Vamos fazer uma viagem ao interior de um cérebro que viveu uma experiência traumática?
Durante uma experiência traumática, a principal prioridade do nosso cérebro é proteger-nos, manter-nos seguros, garantindo a sobrevivência.
Ocorre uma descarga de cortisol e adrenalina, comumente associadas ao stress, mas que cumprem uma função importantíssima.
Deixar-te capaz de emitir uma resposta que te proteja, seja ela lutar, fugir ou congelar.
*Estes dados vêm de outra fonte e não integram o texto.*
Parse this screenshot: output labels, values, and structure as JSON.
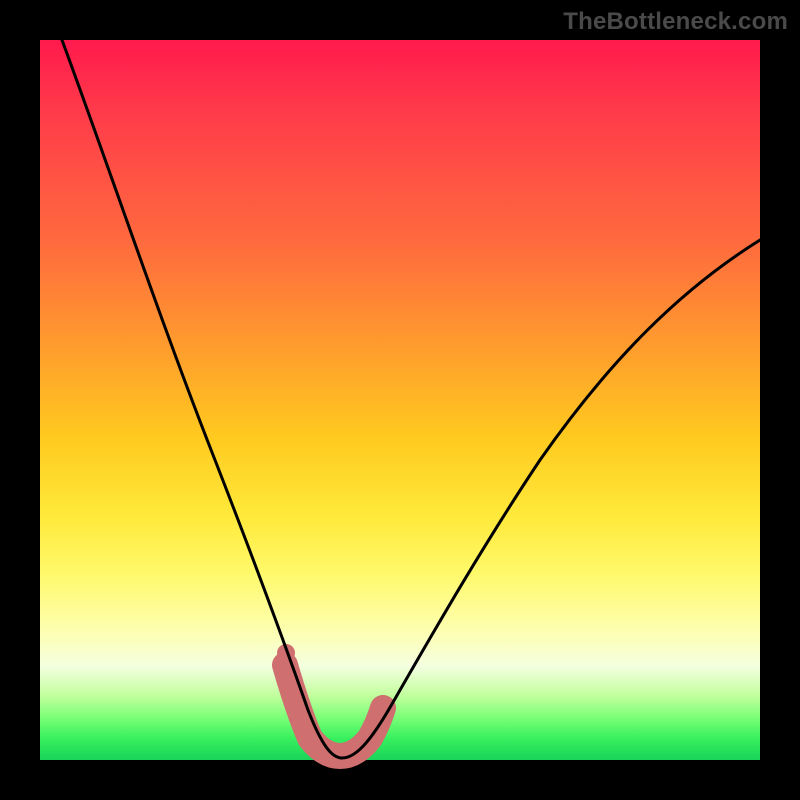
{
  "watermark": "TheBottleneck.com",
  "chart_data": {
    "type": "line",
    "title": "",
    "xlabel": "",
    "ylabel": "",
    "xlim": [
      0,
      100
    ],
    "ylim": [
      0,
      100
    ],
    "grid": false,
    "legend": false,
    "notes": "Bottleneck-style V-curve over a heat gradient. X and Y approx percentages read off the image.",
    "series": [
      {
        "name": "bottleneck-curve",
        "color": "#000000",
        "x": [
          3,
          8,
          14,
          20,
          26,
          30,
          33,
          35,
          37,
          38.5,
          40,
          42,
          45,
          50,
          56,
          64,
          72,
          80,
          88,
          96,
          100
        ],
        "y": [
          100,
          86,
          72,
          58,
          42,
          30,
          20,
          12,
          6,
          2,
          0.5,
          0.5,
          3,
          10,
          22,
          36,
          48,
          58,
          66,
          72,
          75
        ]
      },
      {
        "name": "highlight-dip",
        "color": "#cf6f6f",
        "x": [
          34,
          36,
          38,
          40,
          42,
          44,
          46,
          34.2
        ],
        "y": [
          13,
          7,
          2.5,
          0.8,
          0.8,
          2.5,
          5.5,
          15
        ]
      }
    ]
  },
  "colors": {
    "background": "#000000",
    "curve": "#000000",
    "highlight": "#cf6f6f",
    "watermark": "#4a4a4a"
  }
}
A amígdala, que detecta perigo, é ativada, ficando por isso mais sensível e reativa. Entramos no chamado “Modo de Sobrevivência”! Mesmo depois do evento ameaçador estar contido, ela pode manter-se ativada, fazendo com que situações sem esse potencial pareçam, na verdade, perigosas.
O Hipocampo, região que organiza as memórias no tempo e no espaço, tende a ficar igualmente comprometido. Durante eventos de stress extremo, pode reduzir a sua actividade, deixando a memória traumática fragmentada, intensa e com sensação de ainda estar a acontecer, prolongando a perceção de perigo.
A área responsável pelo raciocínio, tomada de decisões e controlo emocional, o chamado córtex pré-frontal, pode ficar inibido ou perder momentaneamente a regulação, dificultando a atenção, concentração, o planeamento, flexibilidade e memória.
É uma grande viagem, não?
Eventualmente, quando sentes que já não existe uma ameaça, o teu cérebro acaba por regressar ao seu estado de equilíbrio. “Está tudo bem, agora!”.
Mas… será que ficou tudo como antes?
Nem sempre. Consegues imaginar o impacto provocado por situações com uma carga emocional tão pesada, tão incomportável, podendo ainda ser potenciada pela sua repetição ao longo do tempo?
O trauma complexo
A verdade é que a exposição contínua a situações com elevado impacto emocional pode originar situações de trauma complexo.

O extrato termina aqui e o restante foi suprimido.